The story? Kind of ashamed to say... My buddy in the picture spotted three bucks feeding. We were mainly hunting for bulls but I also had my buck tag. He had already filled his archery buck tag so he walked up out of the way so he could watch where they go if I miss. I only thought he was 26" or so. There was another three point comparable in size along with a small two point. The two and three were not cautious at all but this one kept looking down towards me. I knew I had positioned myself correctly with the wind but they were still 150+ yards off. I they fed right down towards me but the four point kept stopping and looking at me. I was on my back behind some fallen timber and as they approached and decided to draw my bow while still concealed. Had to wait the set up until they three point fed behind some trees. As I picked my line (thick timber) and went to position myself my arm strength gave out. It had been a couple of minutes at full draw before I could move. The bow pulled forward and it caused the buck to turn and look right at me. After a long stand off he decided to take a couple more steps. This helped me get back to full draw. There was a small opening through the trees that he hesitated to push through. Luckily he took the steps but went quickly through it. I had the opening lined up but failed to follow the moving buck. As his vitals passed through my line I released. Problem is it was around 40 yards and he jumped my string. It ended up being a gut shot. I lost the blood trail but found him still running around just before dark. The next morning we spread out where I saw him the night before. My buddy found blood and 20 feet further there he was. Must have died that night. That's when I realized how big he really was!


----------



## bigbuck81 (Oct 10, 2007)

Great story! Nobody is perfect! Welcome to the forum!


----------



## Treehugnhuntr (Sep 7, 2007)

Wow, nice buck indeed.


----------



## wyogoob (Sep 7, 2007)

bigbuck81 said:


> .....................Nobody is perfect!.............

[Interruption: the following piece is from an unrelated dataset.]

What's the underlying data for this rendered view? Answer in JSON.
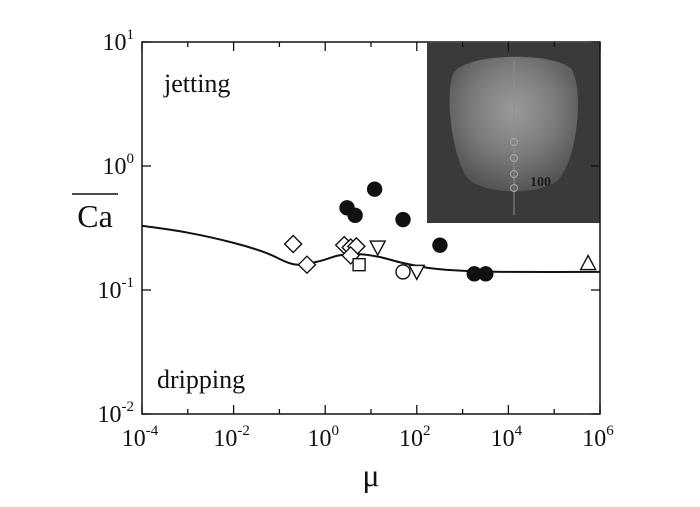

Whoa now! Evidently you haven't met any of us *moderators.*



Great buck, nice story.


----------



## dkhntrdstn (Sep 7, 2007)

awesome buck there.congrats.


----------



## Riverrat77 (Sep 7, 2007)

Thats a really nice deer, congrats.


----------



## havnfun (Dec 3, 2007)

Sweet ! congrats.


----------



## katorade (Sep 23, 2007)

That'ss a good buck in most peoples standards anywhere.
Nice


----------



## Raptorman (Aug 18, 2009)

Very Very nice. Sounds like a nice couple of first years with a bow


----------



## lehi (Sep 13, 2007)

Wow great deer and nice story!


----------



## Poo Pie (Nov 23, 2007)

Hell ya!!!! hard horned to boot!


----------



## torowy (Jun 19, 2008)

great buck


----------